O documento, assinado por mediadores — Estados Unidos, Egito, Catar e Turquia — sem a participação formal de Israel nem do Hamás, revela ausência de legitimidade interna. A desmilitarização prevista não decorreu de consenso recíproco e se sustenta por imposição externa, o que fragiliza sua validade normativa.
A administração internacional proposta para Gaza carece de mandato do Conselho de Segurança da ONU, criando um limbo jurídico. O fundo de reconstrução depende de doadores voluntários, sem mecanismos jurídicos de execução. A omissão de disposições de responsabilização por violações de guerra elimina incentivos ao cumprimento. Persistem ainda divergências sobre fronteiras, circulação de bens e segurança. Assim, o plano apoia-se menos em acordo de paz vinculante e mais em intenções diplomáticas frágeis, sem bases jurídicas sólidas.
Devastação permanece
Gaza segue devastada. Cento e setenta e cinco mil edifícios (aproximadamente 92% de todas as edificações) permanecem em ruínas e ao menos um milhão e meio de pessoas continuam deslocadas. A cada dia em que a reconstrução não avança, a trégua perde legitimidade. O Hamás mantém presença armada e executa adversários internos para reafirmar autoridade. Israel, por sua vez, mantém controle parcial de fronteiras e bombardeios esporádicos. O cessar-fogo diminuiu a violência, mas não encerrou a guerra.

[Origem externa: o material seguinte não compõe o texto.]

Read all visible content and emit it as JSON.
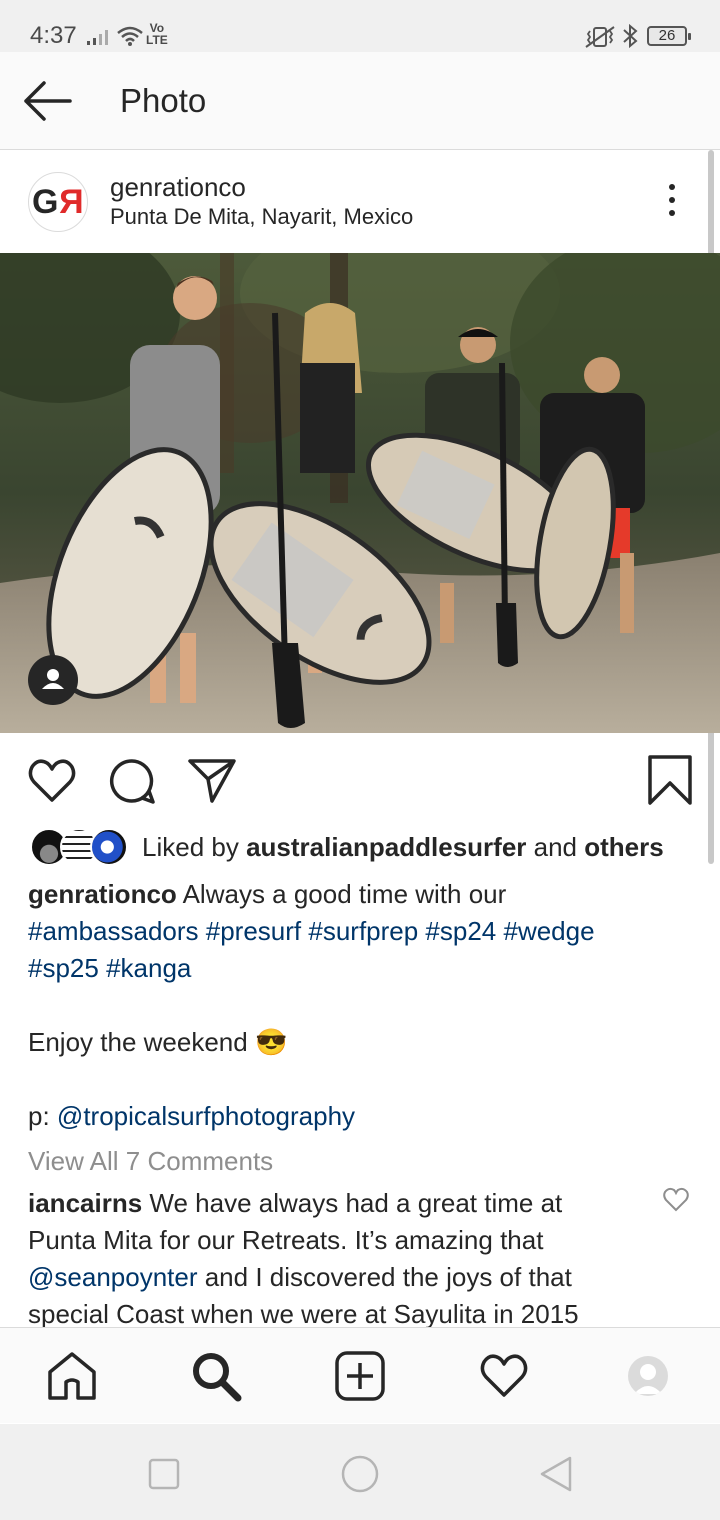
{
  "status_bar": {
    "time": "4:37",
    "volte_top": "Vo",
    "volte_bottom": "LTE",
    "battery": "26"
  },
  "header": {
    "title": "Photo"
  },
  "post": {
    "username": "genrationco",
    "location": "Punta De Mita, Nayarit, Mexico",
    "avatar_letters": "GR",
    "likes": {
      "prefix": "Liked by ",
      "user": "australianpaddlesurfer",
      "middle": " and ",
      "others": "others"
    },
    "caption": {
      "username": "genrationco",
      "text": " Always a good time with our",
      "hashtags_line1": "#ambassadors #presurf #surfprep #sp24 #wedge",
      "hashtags_line2": "#sp25 #kanga",
      "enjoy": "Enjoy the weekend ",
      "emoji": "😎",
      "credit_prefix": "p: ",
      "credit_handle": "@tropicalsurfphotography"
    },
    "view_all_comments": "View All 7 Comments",
    "comment": {
      "username": "iancairns",
      "text1": " We have always had a great time at",
      "text2": "Punta Mita for our Retreats. It’s amazing that",
      "mention": "@seanpoynter",
      "text3": " and I discovered the joys of that",
      "text4": "special Coast when we were at Sayulita in 2015"
    }
  },
  "icons": {
    "back": "arrow-left-icon",
    "more": "more-vertical-icon",
    "like": "heart-icon",
    "comment": "comment-bubble-icon",
    "share": "paper-plane-icon",
    "save": "bookmark-icon",
    "home": "home-icon",
    "search": "search-icon",
    "add": "plus-square-icon",
    "activity": "heart-icon",
    "profile": "avatar-icon"
  },
  "colors": {
    "link": "#003569",
    "muted": "#8e8e8e",
    "brand_red": "#e02a2a"
  }
}
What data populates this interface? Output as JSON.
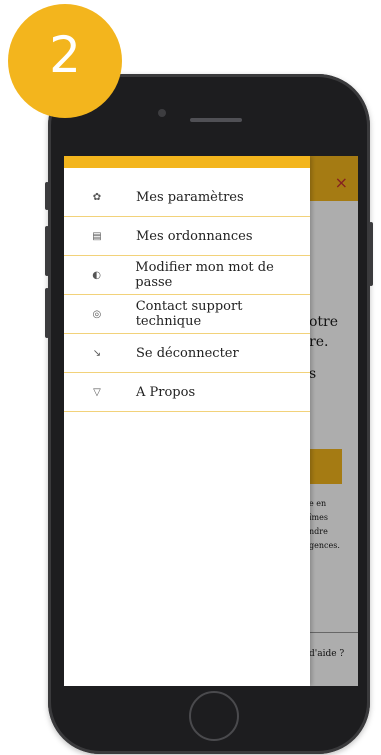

O plano de Sharm el-Sheikh oferece ao mundo uma narrativa de paz construída à distância e baseada em promessas externas. Sem respaldo jurídico sólido, sem legitimidade social e sem mecanismos de controle, a trégua tende a transformar-se em intervalo entre conflitos. Na diplomacia internacional, há acordos que duram minutos e derrotas que atravessam gerações. Esta parece ser uma dessas derrotas disfarçadas de vitória: uma paz sem raízes, destinada a terminar antes de florescer.